Ditegaskan, Food Estate adalah cara khas dan inovasi baru pencapaian kemandirian, ketahanan, dan kedaulatan pangan bagi seluruh masyarakat di Indonesia. Agar Food Estate bisa berjalan sesuai rencana, maka kata Prof Edi, dibutuhkan konsistensi, teknologi, infrastruktur, mentalitas, dan sumber daya manusia yang memadai.
“Anak-anak muda dari daerah (tempat Food Estate diterapkan), bisa menjadi pioneer-pioneer untuk masa depan.
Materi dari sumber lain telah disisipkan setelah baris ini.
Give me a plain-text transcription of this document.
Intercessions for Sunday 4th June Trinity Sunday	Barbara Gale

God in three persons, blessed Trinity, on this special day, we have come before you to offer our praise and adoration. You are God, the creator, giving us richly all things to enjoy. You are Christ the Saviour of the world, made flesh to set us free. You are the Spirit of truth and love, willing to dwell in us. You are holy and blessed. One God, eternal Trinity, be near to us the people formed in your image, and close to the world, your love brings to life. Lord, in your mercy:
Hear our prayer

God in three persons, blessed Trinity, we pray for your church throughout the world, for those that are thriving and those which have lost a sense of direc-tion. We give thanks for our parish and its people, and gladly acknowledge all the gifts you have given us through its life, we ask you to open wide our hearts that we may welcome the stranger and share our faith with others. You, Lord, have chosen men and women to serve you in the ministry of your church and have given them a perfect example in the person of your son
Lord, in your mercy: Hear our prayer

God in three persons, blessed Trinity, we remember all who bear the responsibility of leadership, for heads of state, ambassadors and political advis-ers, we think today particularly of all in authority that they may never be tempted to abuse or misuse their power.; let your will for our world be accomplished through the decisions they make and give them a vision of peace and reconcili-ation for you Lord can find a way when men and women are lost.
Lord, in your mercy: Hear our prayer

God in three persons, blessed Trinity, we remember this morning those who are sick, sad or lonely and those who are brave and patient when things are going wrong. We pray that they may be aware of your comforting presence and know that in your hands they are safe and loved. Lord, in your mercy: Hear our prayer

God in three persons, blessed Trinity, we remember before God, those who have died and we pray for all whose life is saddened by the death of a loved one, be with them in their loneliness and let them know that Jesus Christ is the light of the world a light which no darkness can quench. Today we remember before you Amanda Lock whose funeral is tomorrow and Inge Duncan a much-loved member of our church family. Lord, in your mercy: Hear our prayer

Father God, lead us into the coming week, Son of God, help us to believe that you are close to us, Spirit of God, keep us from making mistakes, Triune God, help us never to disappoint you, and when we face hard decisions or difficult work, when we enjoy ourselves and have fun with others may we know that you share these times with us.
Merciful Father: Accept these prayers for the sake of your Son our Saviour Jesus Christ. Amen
Kita bisa membuat sekolah khusus, mungkin hanya enam bulan saja, untuk diajari soal Food Estate ini," katanya.
Di sisi lain, HBK berharap, program Food Estate akan tetap berjalan sesuai program yang sudah dicanangkan, terlepas dari apapun hasil Pemilu tahun 2024 nanti.
"Sebaiknya waktu berkompetisi dibatasi enam atau delapan bulan saja, setelahnya, semua pemangku kepentingan harus mampu bahu membahu, bekerjasama untuk meningkatkan kesejahteraan rakyat, yang salah satunya melalui program Food Estate ini," tutup HBK.(RED)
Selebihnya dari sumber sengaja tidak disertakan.